Пятно на потолке похоже… Ни на что оно не похоже, это уж привычное наше желание найти похожесть, а обнаружив похожесть, продолжить мысли в каком-нибудь художественном направлении, а раз есть такое желание, значит, не все еще потеряно, вялая умственная усмешка, и усмешка над усмешкой, и усмешка над усмешкой, над усмешкой… Пятно ни на что не похоже. Оно не названо, оно безымянно, не назван и тот вон полуостров пятна, и этот залив, не названа трещина, похожая на извилину мозга, впрочем, я ведь никогда не видел мозговых извилин, и тоска, тоска от невозможности назвать, обозначить – и этим освободиться от кошмара, который заключен в бесформенном пятне; закрою глаза, вспомню, что это всего лишь след дождевой воды на ветхом потолке, а эта трещина в потолке всего лишь трещина в потолке, не придуманная кем-то злонамеренным для тебя, существующая сама по себе, это не трещина в твоем мозге, хотя она и похожа на извилину мозга – как в учебнике анатомии (а рядом, помнится, силуэт человека, и какие-то точки, что-то обозначающие, – нервные узлы?).

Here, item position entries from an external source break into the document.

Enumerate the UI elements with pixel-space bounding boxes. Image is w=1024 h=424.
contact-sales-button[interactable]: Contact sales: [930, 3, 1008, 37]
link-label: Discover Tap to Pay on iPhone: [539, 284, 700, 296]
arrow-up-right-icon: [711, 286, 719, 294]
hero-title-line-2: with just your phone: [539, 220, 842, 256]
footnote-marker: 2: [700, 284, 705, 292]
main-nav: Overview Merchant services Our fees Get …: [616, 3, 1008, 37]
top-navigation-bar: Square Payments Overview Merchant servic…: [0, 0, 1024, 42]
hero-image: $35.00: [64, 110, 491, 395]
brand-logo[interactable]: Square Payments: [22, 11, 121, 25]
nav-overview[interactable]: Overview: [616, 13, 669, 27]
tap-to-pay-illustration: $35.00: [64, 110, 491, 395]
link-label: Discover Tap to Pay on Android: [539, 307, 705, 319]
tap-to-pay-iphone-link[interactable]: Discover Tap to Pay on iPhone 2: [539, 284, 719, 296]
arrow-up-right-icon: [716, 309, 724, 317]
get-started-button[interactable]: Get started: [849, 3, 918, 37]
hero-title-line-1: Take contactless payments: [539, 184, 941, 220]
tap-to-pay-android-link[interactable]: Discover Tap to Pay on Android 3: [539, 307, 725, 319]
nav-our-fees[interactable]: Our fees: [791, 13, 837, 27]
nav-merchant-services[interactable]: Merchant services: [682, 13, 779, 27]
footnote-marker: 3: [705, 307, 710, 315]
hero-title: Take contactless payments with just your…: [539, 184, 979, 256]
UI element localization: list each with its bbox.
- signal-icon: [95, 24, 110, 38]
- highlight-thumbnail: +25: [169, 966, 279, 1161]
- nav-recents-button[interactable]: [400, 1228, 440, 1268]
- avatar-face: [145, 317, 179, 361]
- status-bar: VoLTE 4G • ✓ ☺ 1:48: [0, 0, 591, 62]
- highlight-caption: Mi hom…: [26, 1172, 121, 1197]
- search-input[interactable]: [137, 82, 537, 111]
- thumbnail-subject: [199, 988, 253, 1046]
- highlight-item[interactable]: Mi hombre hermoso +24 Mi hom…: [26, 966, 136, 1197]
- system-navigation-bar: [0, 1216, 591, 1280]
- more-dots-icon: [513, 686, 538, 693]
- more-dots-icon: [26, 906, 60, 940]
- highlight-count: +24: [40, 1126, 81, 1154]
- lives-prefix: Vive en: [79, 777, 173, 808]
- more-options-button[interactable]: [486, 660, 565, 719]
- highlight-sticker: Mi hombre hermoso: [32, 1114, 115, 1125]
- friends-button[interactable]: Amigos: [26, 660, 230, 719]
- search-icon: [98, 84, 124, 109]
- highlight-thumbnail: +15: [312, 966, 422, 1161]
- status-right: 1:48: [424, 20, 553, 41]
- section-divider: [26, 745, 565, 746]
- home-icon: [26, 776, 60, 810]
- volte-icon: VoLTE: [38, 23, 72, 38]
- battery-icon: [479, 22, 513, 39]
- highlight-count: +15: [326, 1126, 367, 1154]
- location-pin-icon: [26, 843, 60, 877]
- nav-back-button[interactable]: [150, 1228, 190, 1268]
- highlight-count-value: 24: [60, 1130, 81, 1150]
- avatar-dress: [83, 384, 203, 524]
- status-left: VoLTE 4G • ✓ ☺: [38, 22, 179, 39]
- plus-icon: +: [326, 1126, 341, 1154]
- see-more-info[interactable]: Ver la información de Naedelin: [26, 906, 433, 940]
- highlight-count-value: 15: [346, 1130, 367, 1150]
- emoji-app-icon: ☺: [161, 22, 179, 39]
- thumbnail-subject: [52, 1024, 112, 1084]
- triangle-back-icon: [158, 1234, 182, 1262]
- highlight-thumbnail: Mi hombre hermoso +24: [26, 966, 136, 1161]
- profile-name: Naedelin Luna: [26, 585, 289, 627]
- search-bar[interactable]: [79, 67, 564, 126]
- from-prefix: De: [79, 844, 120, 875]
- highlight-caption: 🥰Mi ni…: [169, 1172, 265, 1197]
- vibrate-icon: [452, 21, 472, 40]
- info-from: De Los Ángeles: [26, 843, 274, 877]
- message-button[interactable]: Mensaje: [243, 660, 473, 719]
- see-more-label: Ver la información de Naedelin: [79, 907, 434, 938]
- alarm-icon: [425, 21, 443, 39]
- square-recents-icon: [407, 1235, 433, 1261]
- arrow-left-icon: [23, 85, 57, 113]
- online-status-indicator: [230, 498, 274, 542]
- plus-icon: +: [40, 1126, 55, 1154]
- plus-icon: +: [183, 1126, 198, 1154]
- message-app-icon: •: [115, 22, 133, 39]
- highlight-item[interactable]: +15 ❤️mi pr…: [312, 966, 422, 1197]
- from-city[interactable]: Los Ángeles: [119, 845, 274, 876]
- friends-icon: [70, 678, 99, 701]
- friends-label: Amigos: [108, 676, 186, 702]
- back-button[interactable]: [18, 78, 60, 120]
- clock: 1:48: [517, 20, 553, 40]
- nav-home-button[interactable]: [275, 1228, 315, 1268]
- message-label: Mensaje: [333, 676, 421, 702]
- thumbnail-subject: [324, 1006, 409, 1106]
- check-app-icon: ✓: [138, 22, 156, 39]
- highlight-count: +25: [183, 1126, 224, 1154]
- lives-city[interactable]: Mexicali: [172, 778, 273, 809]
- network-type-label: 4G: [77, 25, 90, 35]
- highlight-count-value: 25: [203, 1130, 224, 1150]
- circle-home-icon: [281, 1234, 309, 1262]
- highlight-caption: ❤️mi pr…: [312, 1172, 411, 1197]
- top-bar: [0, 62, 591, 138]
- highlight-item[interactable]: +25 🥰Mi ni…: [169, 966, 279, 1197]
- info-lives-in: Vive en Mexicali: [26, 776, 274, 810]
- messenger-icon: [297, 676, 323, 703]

Один глоток. Он нужен. Их, этих глотков, примерно четыре в бутылке. Один сейчас, один в 13.00, потом в 18.00, четвертый, последний – в 22.00. Так победим. Пятно, пятно, пятно, пятно.

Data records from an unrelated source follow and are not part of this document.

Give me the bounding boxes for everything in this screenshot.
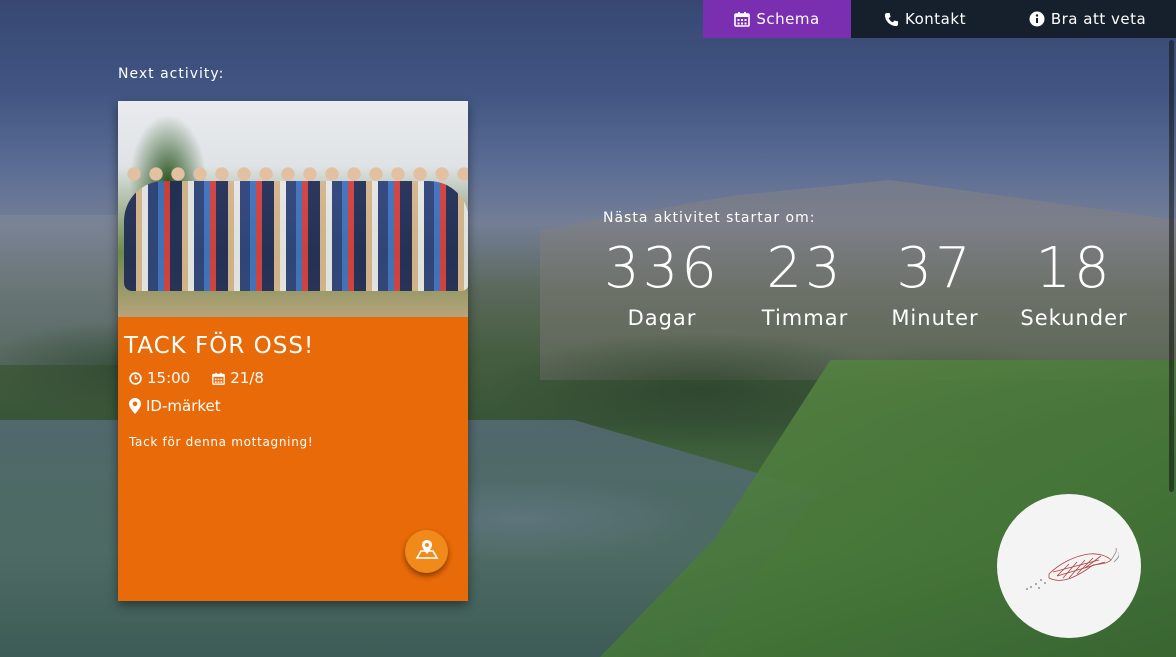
info-icon — [1029, 11, 1045, 27]
countdown-days: 336 Dagar — [598, 236, 726, 330]
countdown-hours: 23 Timmar — [750, 236, 860, 330]
calendar-icon — [734, 11, 751, 27]
countdown-minutes-unit: Minuter — [891, 306, 979, 330]
activity-location: ID-märket — [146, 397, 221, 415]
countdown-days-unit: Dagar — [627, 306, 697, 330]
hand-icon — [1019, 534, 1120, 598]
map-icon — [415, 538, 439, 566]
countdown-label: Nästa aktivitet startar om: — [603, 210, 816, 226]
clock-icon — [129, 371, 142, 385]
countdown-minutes: 37 Minuter — [880, 236, 990, 330]
countdown-days-value: 336 — [604, 236, 720, 301]
countdown-seconds-unit: Sekunder — [1020, 306, 1128, 330]
activity-time: 15:00 — [147, 369, 191, 387]
countdown-hours-unit: Timmar — [761, 306, 849, 330]
activity-time-date: 15:00 21/8 — [129, 369, 468, 387]
activity-description: Tack för denna mottagning! — [129, 435, 314, 449]
activity-title: TACK FÖR OSS! — [124, 333, 315, 359]
activity-card[interactable]: TACK FÖR OSS! 15:00 21/8 ID-märket Tack … — [118, 101, 468, 601]
nav-label-schema: Schema — [756, 10, 820, 28]
top-navigation: Schema Kontakt Bra att veta — [703, 0, 1176, 38]
nav-label-kontakt: Kontakt — [905, 10, 966, 28]
map-marker-icon — [129, 398, 141, 414]
nav-label-bra-att-veta: Bra att veta — [1050, 10, 1147, 28]
hand-gesture-button[interactable] — [997, 494, 1141, 638]
countdown-seconds-value: 18 — [1035, 236, 1113, 301]
activity-date: 21/8 — [230, 369, 264, 387]
countdown-seconds: 18 Sekunder — [1010, 236, 1138, 330]
page-scrollbar[interactable] — [1169, 40, 1174, 492]
activity-location-row: ID-märket — [129, 397, 468, 415]
countdown-hours-value: 23 — [766, 236, 844, 301]
calendar-icon — [212, 372, 226, 385]
show-map-button[interactable] — [405, 530, 448, 573]
nav-item-schema[interactable]: Schema — [703, 0, 851, 38]
next-activity-label: Next activity: — [118, 66, 225, 82]
countdown-minutes-value: 37 — [896, 236, 974, 301]
nav-item-bra-att-veta[interactable]: Bra att veta — [999, 0, 1176, 38]
activity-photo — [118, 101, 468, 317]
nav-item-kontakt[interactable]: Kontakt — [851, 0, 999, 38]
phone-icon — [884, 12, 899, 27]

Одиннадцать часов. Двенадцать. Двенадцать часов тридцать минут. Двенадцать часов пятьдесят минут. 12 ч. 51 м. 12.52. 12.53. 12.54. 12.55. 12.56. 12.57. 12.58. 12.59. 1. 2. 3. 4. 5. 6. 7. 8. 9. 10. 11. 12. 13. 14. 15. 16. 17. 18. 19. 20. 21. 22. 23. 24. 25. 26. 27. 28. 29. 30. 31. 32 (вам приходилось на спор задерживать дыхание и следить по часам?). 39. 40. 41. 42. 43. 44. 45. 46. 47. 48. 49. 50. 51. 52. 53. 54. 55. 56. 57. 58. 59… – рука тянется к бутылке, упала бутылка-а-а-а-а-а-а-а-а-а-а-а-а!…


День пятнадцатый

Решено.

Воистину решено. Решено: всё не так.

4. Экспресс-убийство

Повесть
Глава первая

Прядвин сидел в купе СВ у окна, хмуро глядя в окно – чтобы не смотреть на знаменитого киноартиста Мухайло, который лущил яйцо, посыпал солью, ел, запивал чаем. Прядвин уже отошел от первого, детского какого-то, как ни взрослей – неистребимого удивления, что оказался рядом с живой знаменитостью, он видел теперь только грузного краснолицего подстарка с неторопливыми повадками мелкого, но солидного служащего, а вчера вечером Мухайло голосом именно скромного бытового человека калякал о несчастьях жизни на фоне несчастий страны.

Мухайло, пожалуй, располагает к приятной беседе, но то, о чем хотел бы говорить Прядвин, – не приятная беседа. Он хотел бы рассказать ему то, о чем никому еще не рассказывал, о странных вещах, случившихся после того, как он, больной алкоголизмом, вылечился методом кодирования у некоего Маргиша, и вот едет теперь к целителю и думает: как себя повести, как поступить, что сказать?